Haylie is part of the field crew that helps Caylee collect phenological, demographic, physiological and genetic information on Uinta ground squirrels at different elevations, in Logan Canyon Utah (see Research page for additional information).


Support: USU 


Kari Norman, Undergraduate Quinney Fellow


Research: A hibernator’s response to climate change: ecological drivers of persistence in the Uinta ground squirrel.


Support: URCO (Undergraduate Research Creative Opportunity), 

National Geographic Explorer grant (to PI, Lise Aubry)

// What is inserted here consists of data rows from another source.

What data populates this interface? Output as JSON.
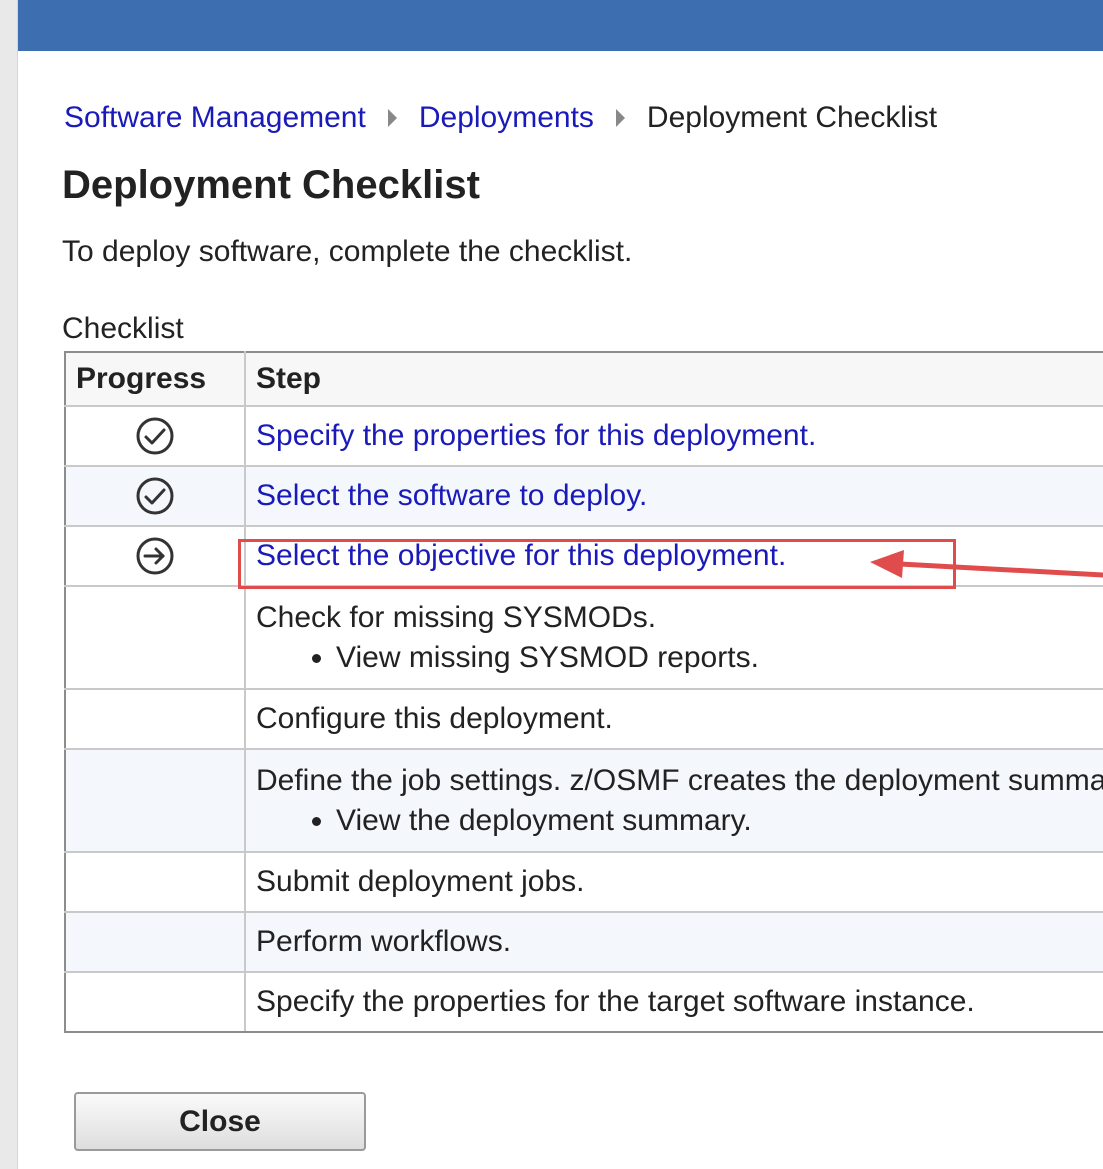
{
  "breadcrumb": {
    "items": [
      {
        "label": "Software Management"
      },
      {
        "label": "Deployments"
      },
      {
        "label": "Deployment Checklist"
      }
    ]
  },
  "page": {
    "title": "Deployment Checklist",
    "intro": "To deploy software, complete the checklist."
  },
  "checklist": {
    "caption": "Checklist",
    "columns": [
      "Progress",
      "Step"
    ],
    "rows": [
      {
        "status": "complete-icon",
        "step": "Specify the properties for this deployment."
      },
      {
        "status": "complete-icon",
        "step": "Select the software to deploy."
      },
      {
        "status": "current-step-icon",
        "step": "Select the objective for this deployment."
      },
      {
        "status": "",
        "step": "Check for missing SYSMODs.",
        "sub": "View missing SYSMOD reports."
      },
      {
        "status": "",
        "step": "Configure this deployment."
      },
      {
        "status": "",
        "step": "Define the job settings. z/OSMF creates the deployment summary and jobs.",
        "sub": "View the deployment summary."
      },
      {
        "status": "",
        "step": "Submit deployment jobs."
      },
      {
        "status": "",
        "step": "Perform workflows."
      },
      {
        "status": "",
        "step": "Specify the properties for the target software instance."
      }
    ]
  },
  "annotation": {
    "color": "#e04c4c"
  },
  "actions": {
    "close_label": "Close"
  },
  "colors": {
    "header_bar": "#3d6eb0",
    "link": "#1a1ab8"
  }
}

Current position: Kari moved to Berkeley to start a PhD position in the Boettiger Lab supported by an NSF graduate fellowship.



Lucas Henzler, Undergraduate Research Fellow


Lucas helps collect phenological, demographic, physiological and genetic information on Uinta ground squirrels at three different elevations representative of three different climate niches. His contribution eventually evolved into an undergraduate research project where Lucas .... 


Location: Logan Canyon, UT


Support: USU-URCO (Undergraduate Research Creative Opportunity) recipient.






Annalisa Crow, Undergraduate technician


Annalisa assisted graduate student Caylee Falvo in collecting phenological, demographic, physiological and genetic information on Uinta ground squirrels at different elevations in Logan Canyon Utah (see Research page for additional information).